I have a numeric client id to find. I created a custom info types :
custom_info_types = [
{
"info_type": {"name": "CLIENTID"},
"regex": {"pattern": r'\d{7,8}'},
}
]
As expected, a lot of findings came out from the job and all with a very_likely likelyhood.
To reduce the findings, I'd like to use hotwords in "reverse" mode : if there's not the string "cli" in the column name, then reduce likelyhood.
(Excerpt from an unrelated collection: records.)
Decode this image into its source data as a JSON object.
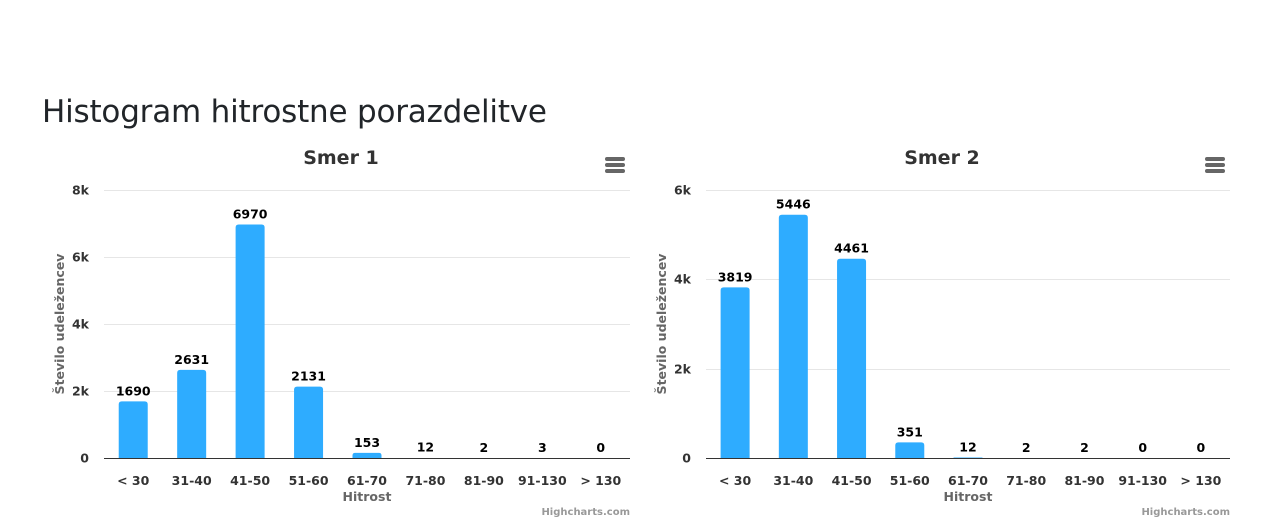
{
  "page": {
    "heading": "Histogram hitrostne porazdelitve"
  },
  "chart_data": [
    {
      "type": "bar",
      "title": "Smer 1",
      "xlabel": "Hitrost",
      "ylabel": "Število udeležencev",
      "categories": [
        "< 30",
        "31-40",
        "41-50",
        "51-60",
        "61-70",
        "71-80",
        "81-90",
        "91-130",
        "> 130"
      ],
      "values": [
        1690,
        2631,
        6970,
        2131,
        153,
        12,
        2,
        3,
        0
      ],
      "ylim": [
        0,
        8000
      ],
      "yticks": [
        0,
        2000,
        4000,
        6000,
        8000
      ],
      "ytick_labels": [
        "0",
        "2k",
        "4k",
        "6k",
        "8k"
      ],
      "color": "#2eacff",
      "grid": true,
      "legend": "none",
      "credits": "Highcharts.com"
    },
    {
      "type": "bar",
      "title": "Smer 2",
      "xlabel": "Hitrost",
      "ylabel": "Število udeležencev",
      "categories": [
        "< 30",
        "31-40",
        "41-50",
        "51-60",
        "61-70",
        "71-80",
        "81-90",
        "91-130",
        "> 130"
      ],
      "values": [
        3819,
        5446,
        4461,
        351,
        12,
        2,
        2,
        0,
        0
      ],
      "ylim": [
        0,
        6000
      ],
      "yticks": [
        0,
        2000,
        4000,
        6000
      ],
      "ytick_labels": [
        "0",
        "2k",
        "4k",
        "6k"
      ],
      "color": "#2eacff",
      "grid": true,
      "legend": "none",
      "credits": "Highcharts.com"
    }
  ]
}
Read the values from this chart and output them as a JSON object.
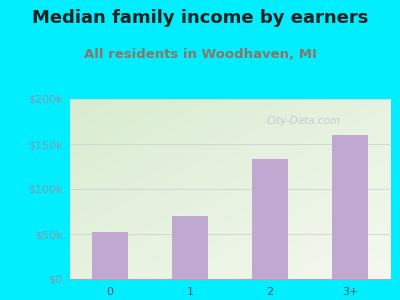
{
  "title": "Median family income by earners",
  "subtitle": "All residents in Woodhaven, MI",
  "categories": [
    "0",
    "1",
    "2",
    "3+"
  ],
  "values": [
    52000,
    70000,
    133000,
    160000
  ],
  "bar_color": "#c0a8d0",
  "title_color": "#222222",
  "subtitle_color": "#887766",
  "background_outer": "#00eeff",
  "background_inner_topleft": "#d8ecd0",
  "background_inner_bottomright": "#f5f8f0",
  "ytick_color": "#8899aa",
  "xtick_color": "#555555",
  "ylim": [
    0,
    200000
  ],
  "yticks": [
    0,
    50000,
    100000,
    150000,
    200000
  ],
  "ytick_labels": [
    "$0",
    "$50k",
    "$100k",
    "$150k",
    "$200k"
  ],
  "watermark": "City-Data.com",
  "title_fontsize": 13,
  "subtitle_fontsize": 9.5,
  "tick_fontsize": 8
}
In the documentation there are examples on how to do the opposite, but as every findings has a "VERY_LIKELY" likelyhood, it does not help.
hotword_rule = {
"hotword_regex": {"pattern": "(?i)(.*cli.*)(?-i)"},
"likelihood_adjustment": {
"fixed_likelihood": dlp_v2.Likelihood.VERY_LIKELY
},
"proximity": {"window_before": 1},
}
Is there any solution to do what I want ?
Thanks for your help !
In order to accomplish this you want to set the default likelihood for your custom_info_type to be VERY_UNLIKELY
and then keep your hotword rule as-is. This way if something matches it will flag as VERY_UNLIKELY
unless the header/context contains your match for "cli" in which case it will boost to VERY_LIKELY
.
Something like:
custom_info_types = [
{
"info_type": {"name": "CLIENTID"},
"regex": {"pattern": r'\d{7,8}'},
"likelihood": "VERY_UNLIKELY"
}
]
When you leave the likelihood blank in the custom_info_type definition, then it defaults to VERY_LIKELY
.
Let me know if this works.